I suppose that not only Aristotle, the Epicureans, and Nietzsche, considered some  "pursuits to be better or nobler than other" pursuits - but that most people in full hold of their senses (read: everybody except Bentham) can see that there is more merit in winning a game of chess, or soccer, than in winning a spitting championship or a drinking contest - even if no one can "objectively" explain what this difference is.

As virmaior says, Mills tries to compatibilise Bentham's utilitarianism with common sense (if we can call "common sense" a very 18 century-ish belief in human natural goodness), and he fails.

To my opinion, Mills failure is due to the fact that utilitarianism is utterly incompatible with common sense: we do not live counting unities of "utility", and we could not live doing it: at the time that we would be able to compute the incommensurable possible outcomes of our actions in terms of "utility", the time for our effective action would have passed. For a few eons, I would say. The impossibility of "objectively" measuring something that is "subjective" almost by definition, such as "utility", thence, is a relatively small part of the problems of a philosophical "tendency" that is far more problematic than that.

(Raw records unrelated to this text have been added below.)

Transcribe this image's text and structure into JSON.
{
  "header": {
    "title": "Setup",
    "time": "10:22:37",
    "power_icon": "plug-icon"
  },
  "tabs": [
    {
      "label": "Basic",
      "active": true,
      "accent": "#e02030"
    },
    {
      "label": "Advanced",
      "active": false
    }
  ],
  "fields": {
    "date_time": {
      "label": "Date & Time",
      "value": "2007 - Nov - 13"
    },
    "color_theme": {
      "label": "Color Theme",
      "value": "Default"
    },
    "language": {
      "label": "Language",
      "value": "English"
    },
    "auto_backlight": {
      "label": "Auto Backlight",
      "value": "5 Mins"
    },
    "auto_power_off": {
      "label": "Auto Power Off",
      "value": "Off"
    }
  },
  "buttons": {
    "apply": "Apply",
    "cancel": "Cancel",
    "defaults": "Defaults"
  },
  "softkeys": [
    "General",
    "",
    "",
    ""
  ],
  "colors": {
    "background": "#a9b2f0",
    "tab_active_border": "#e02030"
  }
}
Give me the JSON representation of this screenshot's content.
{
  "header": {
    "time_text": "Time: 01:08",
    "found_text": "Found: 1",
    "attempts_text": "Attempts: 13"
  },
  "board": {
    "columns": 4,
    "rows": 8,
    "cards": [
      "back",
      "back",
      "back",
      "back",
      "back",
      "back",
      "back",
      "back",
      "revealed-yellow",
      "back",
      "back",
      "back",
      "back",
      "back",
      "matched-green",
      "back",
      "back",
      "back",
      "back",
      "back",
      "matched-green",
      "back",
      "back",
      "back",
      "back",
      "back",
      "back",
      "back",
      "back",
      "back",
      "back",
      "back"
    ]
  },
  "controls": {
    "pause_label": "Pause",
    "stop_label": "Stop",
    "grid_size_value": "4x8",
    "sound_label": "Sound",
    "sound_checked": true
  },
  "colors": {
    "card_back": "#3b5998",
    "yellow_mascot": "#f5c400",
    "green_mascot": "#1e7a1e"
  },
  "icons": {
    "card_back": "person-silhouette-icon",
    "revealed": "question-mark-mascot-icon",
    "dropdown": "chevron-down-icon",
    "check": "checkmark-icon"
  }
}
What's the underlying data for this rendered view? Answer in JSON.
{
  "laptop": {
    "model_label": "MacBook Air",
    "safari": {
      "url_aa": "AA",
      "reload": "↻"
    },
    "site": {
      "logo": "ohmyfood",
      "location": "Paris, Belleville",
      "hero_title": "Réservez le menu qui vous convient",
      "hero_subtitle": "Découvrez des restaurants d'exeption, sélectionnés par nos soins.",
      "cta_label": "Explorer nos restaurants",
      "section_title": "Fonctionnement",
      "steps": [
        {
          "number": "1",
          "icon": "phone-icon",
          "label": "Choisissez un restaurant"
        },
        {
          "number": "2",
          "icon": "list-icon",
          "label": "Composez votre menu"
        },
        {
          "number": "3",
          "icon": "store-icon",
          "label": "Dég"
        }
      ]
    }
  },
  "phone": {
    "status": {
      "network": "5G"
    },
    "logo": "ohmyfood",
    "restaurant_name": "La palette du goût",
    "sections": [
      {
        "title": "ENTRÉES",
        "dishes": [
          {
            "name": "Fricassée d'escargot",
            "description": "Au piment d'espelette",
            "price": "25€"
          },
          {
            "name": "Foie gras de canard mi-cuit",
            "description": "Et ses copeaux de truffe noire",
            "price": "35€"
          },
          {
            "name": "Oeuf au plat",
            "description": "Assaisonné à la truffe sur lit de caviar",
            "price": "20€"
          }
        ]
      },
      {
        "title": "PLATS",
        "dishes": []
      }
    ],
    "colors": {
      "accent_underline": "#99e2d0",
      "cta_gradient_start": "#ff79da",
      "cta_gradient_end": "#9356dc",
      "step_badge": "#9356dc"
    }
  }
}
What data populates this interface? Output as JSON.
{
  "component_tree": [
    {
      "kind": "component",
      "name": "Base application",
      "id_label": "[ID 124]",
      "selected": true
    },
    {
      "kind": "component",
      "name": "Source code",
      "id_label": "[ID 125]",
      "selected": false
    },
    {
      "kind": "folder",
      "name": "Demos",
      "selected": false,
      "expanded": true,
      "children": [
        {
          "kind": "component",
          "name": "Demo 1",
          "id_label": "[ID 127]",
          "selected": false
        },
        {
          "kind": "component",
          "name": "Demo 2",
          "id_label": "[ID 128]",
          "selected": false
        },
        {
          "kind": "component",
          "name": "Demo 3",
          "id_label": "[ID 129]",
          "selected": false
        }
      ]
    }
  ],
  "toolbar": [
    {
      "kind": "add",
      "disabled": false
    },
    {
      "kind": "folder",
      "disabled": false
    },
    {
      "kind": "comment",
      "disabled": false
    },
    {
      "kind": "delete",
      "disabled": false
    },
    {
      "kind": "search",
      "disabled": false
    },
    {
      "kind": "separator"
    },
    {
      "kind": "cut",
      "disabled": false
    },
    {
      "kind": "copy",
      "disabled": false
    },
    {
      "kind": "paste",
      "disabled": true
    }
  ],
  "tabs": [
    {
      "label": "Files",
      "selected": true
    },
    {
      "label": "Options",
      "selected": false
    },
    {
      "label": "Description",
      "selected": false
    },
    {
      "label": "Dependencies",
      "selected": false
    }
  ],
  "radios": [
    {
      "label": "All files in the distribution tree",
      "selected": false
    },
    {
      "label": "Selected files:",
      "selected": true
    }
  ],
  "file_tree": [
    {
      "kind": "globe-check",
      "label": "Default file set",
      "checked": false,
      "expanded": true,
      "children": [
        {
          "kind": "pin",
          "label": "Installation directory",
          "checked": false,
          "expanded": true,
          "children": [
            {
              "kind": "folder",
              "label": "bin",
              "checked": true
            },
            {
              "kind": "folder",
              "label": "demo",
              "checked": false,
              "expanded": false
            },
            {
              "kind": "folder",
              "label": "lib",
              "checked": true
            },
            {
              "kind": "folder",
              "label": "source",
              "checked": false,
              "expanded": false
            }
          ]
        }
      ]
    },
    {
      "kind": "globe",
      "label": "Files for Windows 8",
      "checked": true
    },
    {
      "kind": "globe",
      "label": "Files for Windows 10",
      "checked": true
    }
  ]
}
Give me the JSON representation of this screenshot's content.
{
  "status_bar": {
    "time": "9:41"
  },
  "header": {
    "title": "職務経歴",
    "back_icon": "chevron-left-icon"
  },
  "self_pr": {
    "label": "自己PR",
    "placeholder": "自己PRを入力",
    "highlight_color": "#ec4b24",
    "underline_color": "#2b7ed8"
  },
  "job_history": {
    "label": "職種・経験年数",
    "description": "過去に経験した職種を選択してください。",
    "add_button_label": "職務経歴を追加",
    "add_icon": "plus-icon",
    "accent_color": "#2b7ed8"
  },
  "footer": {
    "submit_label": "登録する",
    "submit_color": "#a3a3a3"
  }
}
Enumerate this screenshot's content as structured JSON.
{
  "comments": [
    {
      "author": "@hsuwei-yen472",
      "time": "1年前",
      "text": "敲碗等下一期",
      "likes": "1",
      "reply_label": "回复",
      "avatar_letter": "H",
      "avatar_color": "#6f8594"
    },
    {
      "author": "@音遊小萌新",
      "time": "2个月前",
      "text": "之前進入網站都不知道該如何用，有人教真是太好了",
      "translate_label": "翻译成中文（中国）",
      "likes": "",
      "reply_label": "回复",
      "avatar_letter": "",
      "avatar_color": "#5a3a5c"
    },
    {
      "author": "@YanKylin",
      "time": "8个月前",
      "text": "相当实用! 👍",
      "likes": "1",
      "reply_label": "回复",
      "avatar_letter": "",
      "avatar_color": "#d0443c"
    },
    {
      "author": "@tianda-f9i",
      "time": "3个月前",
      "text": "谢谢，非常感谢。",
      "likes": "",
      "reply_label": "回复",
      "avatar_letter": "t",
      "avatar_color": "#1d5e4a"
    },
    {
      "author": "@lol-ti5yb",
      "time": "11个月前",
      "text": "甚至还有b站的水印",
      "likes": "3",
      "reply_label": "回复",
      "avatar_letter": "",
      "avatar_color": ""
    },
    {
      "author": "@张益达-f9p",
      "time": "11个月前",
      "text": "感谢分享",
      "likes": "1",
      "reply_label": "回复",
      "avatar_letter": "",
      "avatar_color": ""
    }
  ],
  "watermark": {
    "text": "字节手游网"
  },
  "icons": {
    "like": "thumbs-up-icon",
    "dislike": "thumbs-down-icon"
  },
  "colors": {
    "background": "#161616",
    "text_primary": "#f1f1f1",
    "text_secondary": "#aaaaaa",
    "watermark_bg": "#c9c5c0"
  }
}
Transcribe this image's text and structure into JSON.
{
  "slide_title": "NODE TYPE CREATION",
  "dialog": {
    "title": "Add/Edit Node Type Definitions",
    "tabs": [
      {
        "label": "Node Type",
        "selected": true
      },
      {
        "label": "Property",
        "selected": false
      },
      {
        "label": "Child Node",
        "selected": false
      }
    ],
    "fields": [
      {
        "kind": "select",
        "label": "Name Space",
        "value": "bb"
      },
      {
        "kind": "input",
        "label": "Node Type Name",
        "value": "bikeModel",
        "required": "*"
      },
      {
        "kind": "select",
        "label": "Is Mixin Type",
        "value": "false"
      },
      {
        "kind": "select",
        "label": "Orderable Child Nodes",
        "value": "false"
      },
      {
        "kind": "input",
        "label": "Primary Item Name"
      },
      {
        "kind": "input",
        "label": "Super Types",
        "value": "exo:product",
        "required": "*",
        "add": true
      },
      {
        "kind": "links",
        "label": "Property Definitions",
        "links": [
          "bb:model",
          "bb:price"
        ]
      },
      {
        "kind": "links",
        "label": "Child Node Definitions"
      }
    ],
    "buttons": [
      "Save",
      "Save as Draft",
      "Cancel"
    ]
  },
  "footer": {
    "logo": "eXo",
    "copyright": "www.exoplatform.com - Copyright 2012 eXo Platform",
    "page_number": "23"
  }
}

From a different perspective, I fear that the utilitarian problems with objectivity/subjectivity cannot be addressed without cutting the Gordian knot of utilitarian philosophy with Marx's razor as posited in the Eight Thesis on Feuerbach:

*All social life is essentially practical. All mysteries which lead theory to mysticism find their rational solution in human practice and in the comprehension of this practice.*

Utilitarianism relies on the belief that not only social life is not essentially practical, but that human life is not essentially **social**. Thence intellectual exercises in foolishness such as

*In a hospital there are four dying men. Each could be saved by a transplant of a different organ, but no donors are available. In the hospital waiting room is a healthy man who, if we killed him, could provide the requisite organ to each dying patient, thereby saving four lives for the price of one. Is it morally right to kill the healthy man and harvest his organs?* - Richard Dawkins

Of course, one would answer, if we want people to go to hospitals when they feel sick, Dr. Dawkins' idea is a very bad one. But then we would have to realise how a hospital works in social practice, which is difficult when we do not want to recognise the existence of a social practice that isn't the mere sum of individual, egotistic decisions - or, on the opposite side of error, that isn't a totalising abstraction that negates the individual necessities and contributions that compose the fabric of social reality (everybody should lose their jobs for the greter good of the "economy", people are suffering horribly but this is no problem because the country is on the right track, etc).

To that extent, I fear that the disjunction between "objective" and "subjective" is part of the problem. Most social interactions do not belong to either category; they are firmly "intersubjective" and cannot be understood under the usual binary. Similarly, the discussion on the nobility or "value" of individual behaviour cannot be framed under the category of "objectivity" without resource to some hypostasised "common good", or left on the grounds of "subjective" individualism without negating the very ground on which ethics stands, which is social life. The "objective" reality of social practice only exists as it is daily and mundanely built by our social relations, and the question isn't how to get rid of those social relations, nor how to satisfy those social relations at the expense of our individual sacrifices, but how to build social relations that enhance the life of individuals.

That would, in a simplistic reduction, the distinction between higher and lower "pursuits": those that help building social relations conducive to happy individual lives are superior to those that help destroying social relations, or help building oppressive social relations.